September 19, 2016 By Käri Knutson

The Institute for Research on Poverty (IRP) at the University of Wisconsin–Madison, the nation’s longest standing center for poverty research, has been awarded a five-year, $9.5 million cooperative agreement to serve as the national Poverty Research Center.

The award from the Office of the Assistant Secretary for Planning and Evaluation (ASPE), the principal advisor to the Secretary of the U.S. Department of Health and Human Services (DHHS) on development of policy and legislation, strategic planning, policy research and evaluation, and economic analysis, comes as IRP marks its 50th year of examining the causes of poverty and inequality in the United States and approaches to reduce them. The award establishes IRP as the nation’s sole federally funded Poverty Research Center, an honor that IRP has shared with the Center for Poverty Research at the University of California, Davis, and the Stanford Center on Poverty and Inequality for the past five years.

 

Rebecca Blank

Chancellor Rebecca Blank

“I am pleased and proud that ASPE chose to continue its important poverty research program with IRP in the lead,” says UW–Madison Chancellor Rebecca Blank, a longtime IRP affiliate. “IRP has contributed a great deal to our understanding of poverty and related policy during its 50 years at the university, creating a cadre of researchers spread across the nation and the globe, helping make poverty and social policy research truly interdisciplinary, and maintaining a strong link with the policy world. IRP affiliates’ research has influenced social policy in the state, nation, and beyond. ASPE’s vote of confidence in IRP confirms the importance of these contributions and high expectations for future innovation and success.”

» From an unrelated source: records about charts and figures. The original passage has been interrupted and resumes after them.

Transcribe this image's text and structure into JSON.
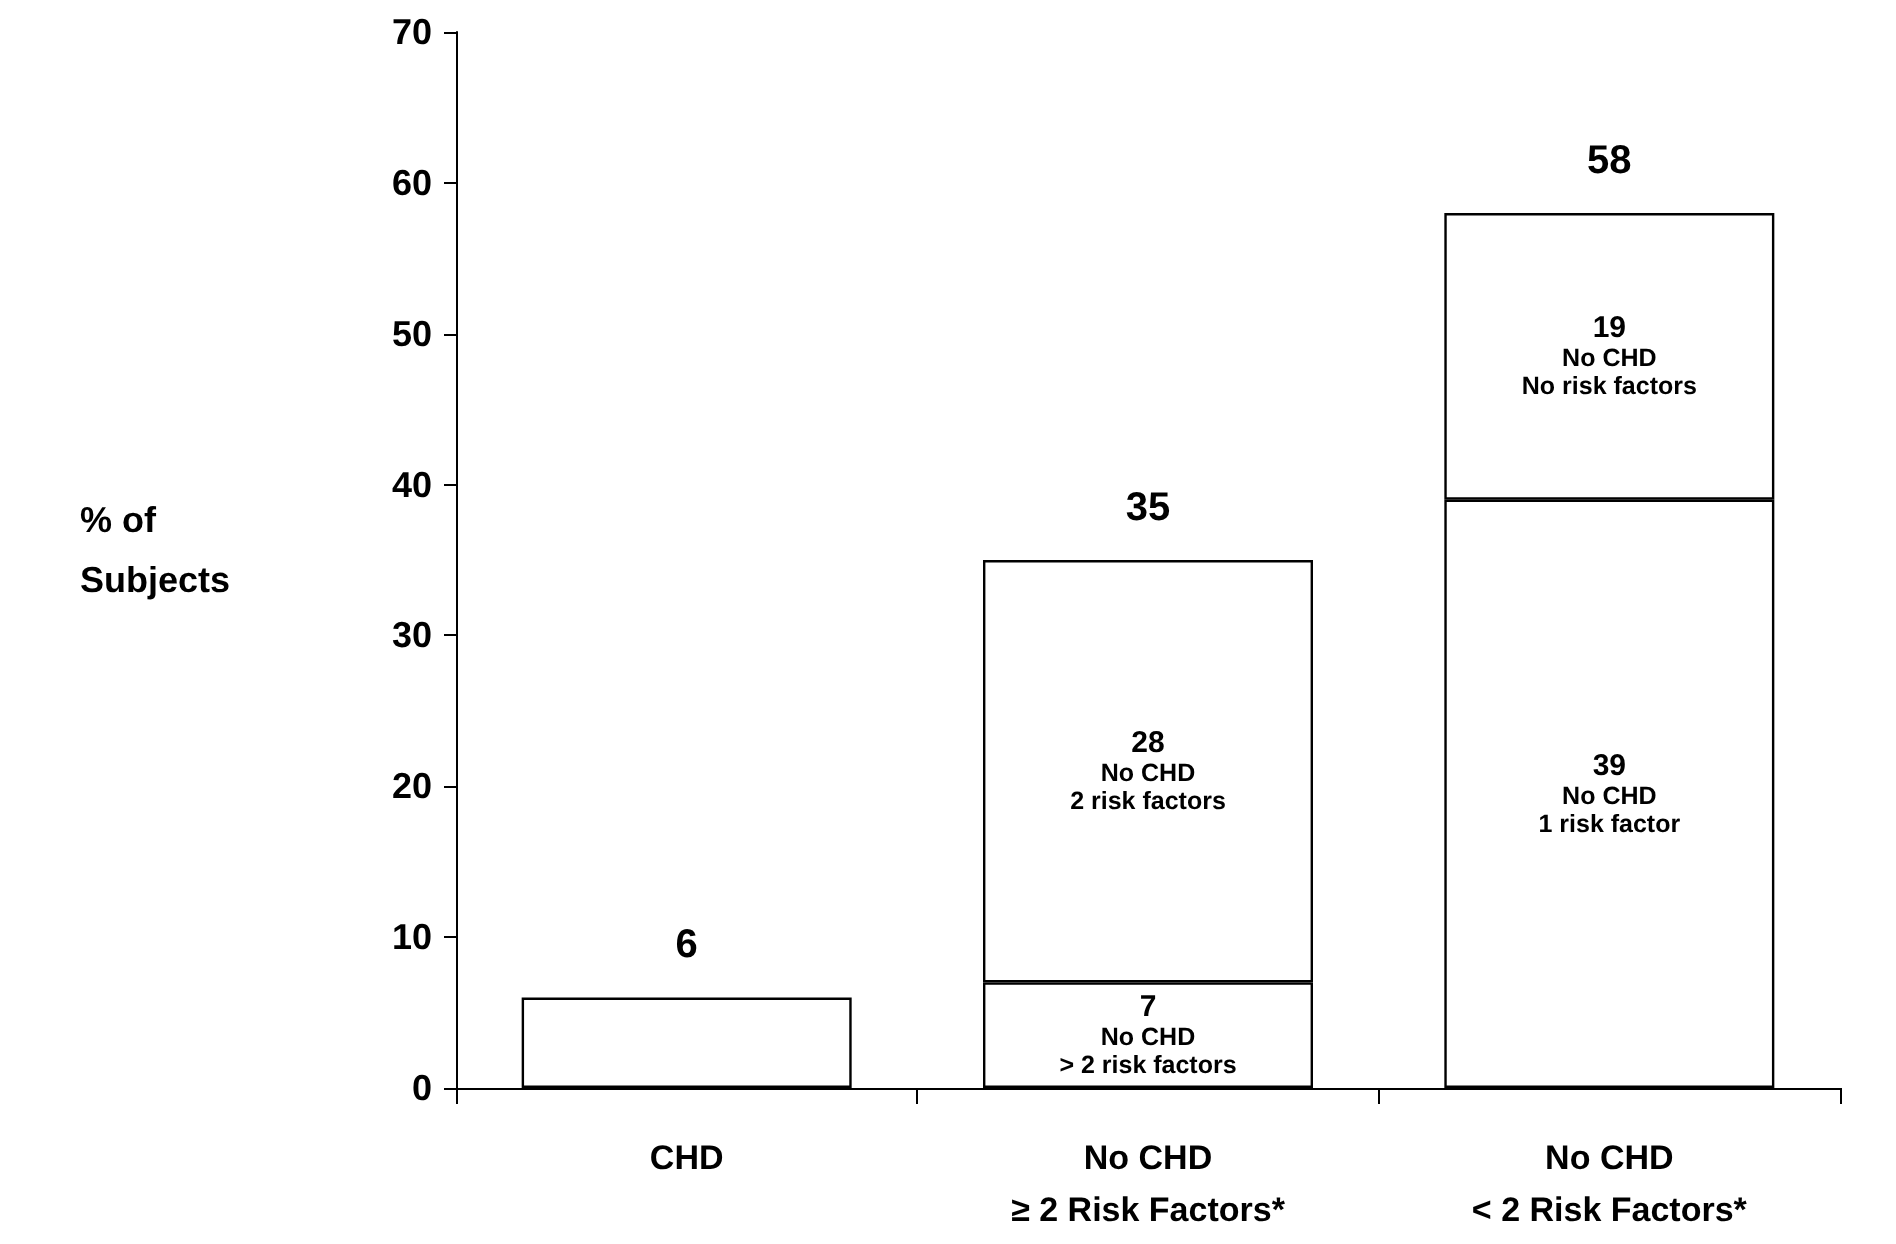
{
  "chart_data": {
    "type": "bar",
    "stacked": true,
    "ylabel": "% of\nSubjects",
    "categories": [
      "CHD",
      "No CHD\n≥ 2 Risk Factors*",
      "No CHD\n< 2 Risk Factors*"
    ],
    "series": [
      {
        "color": "#ffffff",
        "values": [
          6,
          7,
          39
        ],
        "value_labels": [
          null,
          "7\nNo CHD\n> 2 risk factors",
          "39\nNo CHD\n1 risk factor"
        ]
      },
      {
        "color": "#ffffff",
        "values": [
          null,
          28,
          19
        ],
        "value_labels": [
          null,
          "28\nNo CHD\n2 risk factors",
          "19\nNo CHD\nNo risk factors"
        ]
      }
    ],
    "totals": [
      "6",
      "35",
      "58"
    ],
    "ylim": [
      0,
      70
    ],
    "yticks": [
      0,
      10,
      20,
      30,
      40,
      50,
      60,
      70
    ],
    "grid": false
  }
}
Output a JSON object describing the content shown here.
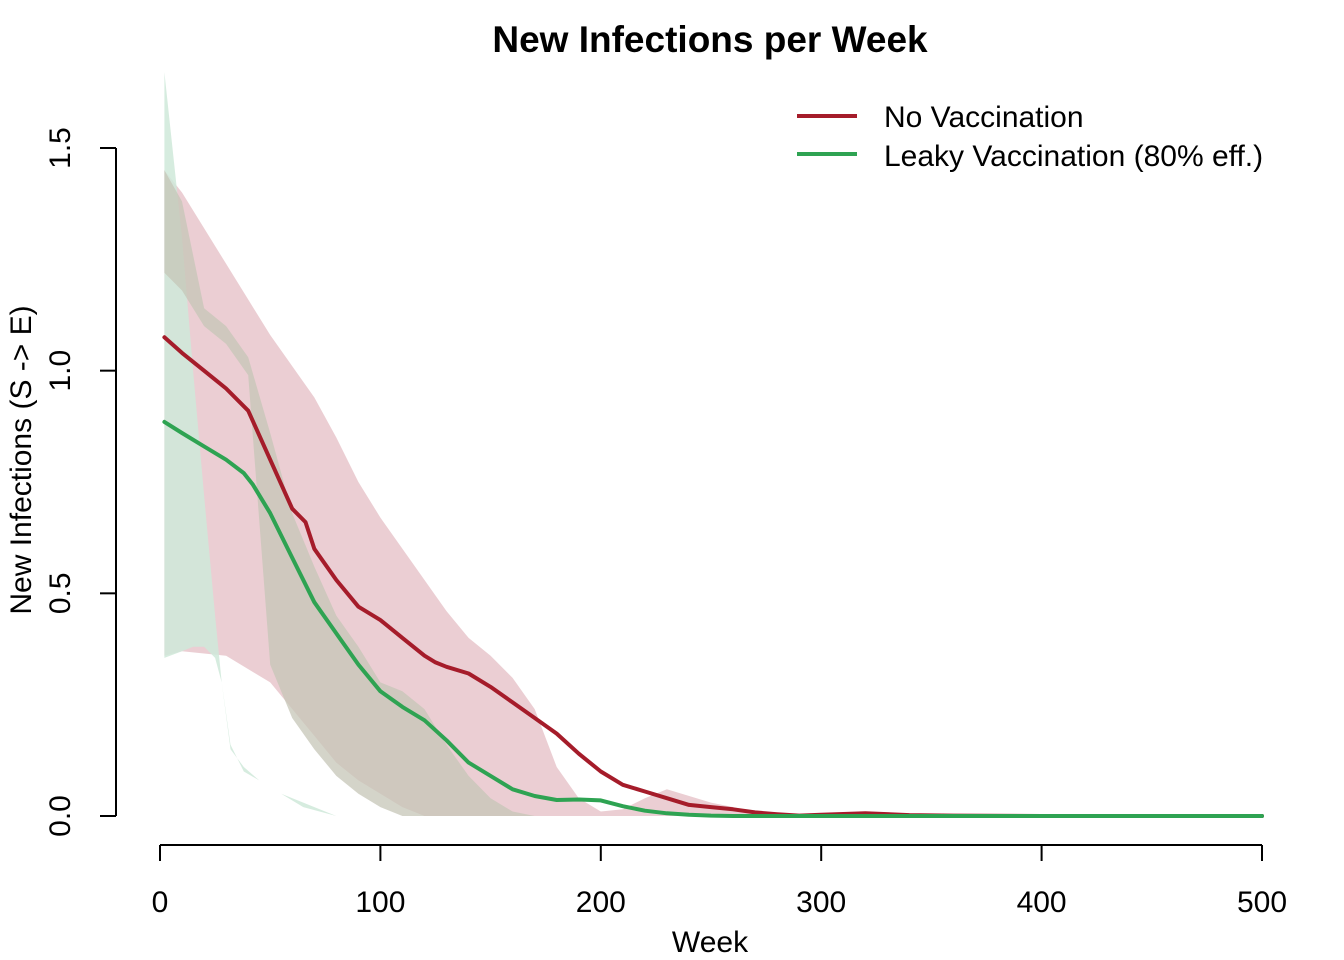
{
  "chart_data": {
    "type": "line",
    "title": "New Infections per Week",
    "xlabel": "Week",
    "ylabel": "New Infections (S -> E)",
    "xlim": [
      0,
      500
    ],
    "ylim": [
      0,
      1.5
    ],
    "x_ticks": [
      0,
      100,
      200,
      300,
      400,
      500
    ],
    "x_tick_labels": [
      "0",
      "100",
      "200",
      "300",
      "400",
      "500"
    ],
    "y_ticks": [
      0,
      0.5,
      1.0,
      1.5
    ],
    "y_tick_labels": [
      "0.0",
      "0.5",
      "1.0",
      "1.5"
    ],
    "legend_position": "top-right",
    "grid": false,
    "series": [
      {
        "name": "No Vaccination",
        "color": "#a51c2a",
        "band_color": "#e8c6cb",
        "x": [
          2,
          10,
          20,
          30,
          40,
          50,
          60,
          66,
          70,
          80,
          90,
          100,
          110,
          120,
          125,
          130,
          140,
          150,
          160,
          170,
          180,
          190,
          200,
          210,
          220,
          230,
          240,
          250,
          260,
          270,
          280,
          290,
          300,
          320,
          340,
          360,
          400,
          450,
          500
        ],
        "values": [
          1.075,
          1.04,
          1.0,
          0.96,
          0.91,
          0.8,
          0.69,
          0.66,
          0.6,
          0.53,
          0.47,
          0.44,
          0.4,
          0.36,
          0.345,
          0.335,
          0.32,
          0.29,
          0.255,
          0.22,
          0.185,
          0.14,
          0.1,
          0.07,
          0.055,
          0.04,
          0.025,
          0.02,
          0.015,
          0.008,
          0.004,
          0.001,
          0.003,
          0.006,
          0.002,
          0.001,
          0.0,
          0.0,
          0.0
        ],
        "band_x": [
          2,
          10,
          30,
          50,
          70,
          80,
          90,
          100,
          110,
          120,
          130,
          140,
          150,
          160,
          170,
          180,
          190,
          200,
          210,
          220,
          230,
          250,
          270,
          300,
          350,
          400,
          500
        ],
        "band_lower": [
          0.36,
          0.37,
          0.36,
          0.3,
          0.18,
          0.12,
          0.08,
          0.05,
          0.02,
          0.0,
          0.0,
          0.0,
          0.0,
          0.0,
          0.0,
          0.0,
          0.0,
          0.0,
          0.0,
          0.0,
          0.0,
          0.0,
          0.0,
          0.0,
          0.0,
          0.0,
          0.0
        ],
        "band_upper": [
          1.45,
          1.4,
          1.24,
          1.08,
          0.94,
          0.85,
          0.75,
          0.67,
          0.6,
          0.53,
          0.46,
          0.4,
          0.36,
          0.31,
          0.24,
          0.11,
          0.04,
          0.01,
          0.015,
          0.04,
          0.06,
          0.03,
          0.01,
          0.002,
          0.0,
          0.0,
          0.0
        ]
      },
      {
        "name": "Leaky Vaccination (80% eff.)",
        "color": "#2ea352",
        "band_color": "#cfe9d9",
        "x": [
          2,
          10,
          20,
          30,
          38,
          42,
          50,
          60,
          70,
          80,
          90,
          100,
          110,
          120,
          130,
          140,
          150,
          160,
          170,
          180,
          190,
          200,
          210,
          220,
          230,
          240,
          250,
          260,
          280,
          300,
          350,
          400,
          450,
          500
        ],
        "values": [
          0.885,
          0.86,
          0.83,
          0.8,
          0.77,
          0.745,
          0.68,
          0.58,
          0.48,
          0.41,
          0.34,
          0.28,
          0.245,
          0.215,
          0.17,
          0.12,
          0.09,
          0.06,
          0.045,
          0.036,
          0.037,
          0.035,
          0.022,
          0.012,
          0.006,
          0.003,
          0.001,
          0.0,
          0.0,
          0.0,
          0.0,
          0.0,
          0.0,
          0.0
        ],
        "band_x": [
          2,
          10,
          15,
          20,
          25,
          28,
          32,
          38,
          45,
          55,
          65,
          80,
          95,
          105,
          110,
          120,
          130,
          140,
          150,
          160,
          170,
          180,
          200,
          250,
          500
        ],
        "band_lower": [
          0.355,
          0.37,
          0.38,
          0.38,
          0.355,
          0.3,
          0.16,
          0.1,
          0.08,
          0.05,
          0.02,
          0.0,
          0.0,
          0.0,
          0.0,
          0.0,
          0.0,
          0.0,
          0.0,
          0.0,
          0.0,
          0.0,
          0.0,
          0.0,
          0.0
        ],
        "band_upper": [
          1.67,
          1.3,
          1.0,
          0.72,
          0.45,
          0.3,
          0.15,
          0.11,
          0.08,
          0.05,
          0.03,
          0.0,
          0.0,
          0.0,
          0.0,
          0.0,
          0.0,
          0.0,
          0.0,
          0.0,
          0.0,
          0.0,
          0.0,
          0.0,
          0.0
        ]
      }
    ],
    "overlap_band": {
      "description_color": "#c6c6b7",
      "x": [
        2,
        10,
        20,
        30,
        40,
        50,
        60,
        70,
        80,
        90,
        100,
        110,
        120,
        130,
        140,
        150,
        160,
        170
      ],
      "lower": [
        1.22,
        1.18,
        1.1,
        1.06,
        0.99,
        0.34,
        0.22,
        0.15,
        0.09,
        0.05,
        0.02,
        0.0,
        0.0,
        0.0,
        0.0,
        0.0,
        0.0,
        0.0
      ],
      "upper": [
        1.45,
        1.38,
        1.14,
        1.1,
        1.03,
        0.86,
        0.68,
        0.56,
        0.45,
        0.38,
        0.3,
        0.28,
        0.24,
        0.16,
        0.09,
        0.04,
        0.01,
        0.0
      ]
    }
  }
}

IRP’s research, training, and dissemination activities focus on producing and promoting evidimgresence to increase the effectiveness of public policies to reduce poverty and inequality and their consequences. To fulfill this mission, IRP has established the Collaborative of U.S. Poverty Centers (CUSPC), which represents a sustainable, nationwide infrastructure to facilitate the exchange of applied poverty-policy research ideas and findings among the nation’s top scholars, policymakers, and policy practitioners. Its inaugural partners in this endeavor include the Center on Poverty and Social Policy at Columbia University, the Center on Race and Wealth at Howard University, the University of Kentucky Center for Poverty Research, and the University of Washington West Coast Poverty Center.

“We are grateful for ASPE’s ongoing confidence in our work, especially given the outstanding research centers competing for the award,” says IRP Director Lawrence Berger. “We look forward to continuing to work closely with ASPE, other federal agencies, and our CUSPC partners, as well as other poverty research centers such as those at Davis, Michigan, and Stanford, in producing and using research evidence to improve the lives of Americans who are struggling to get by.”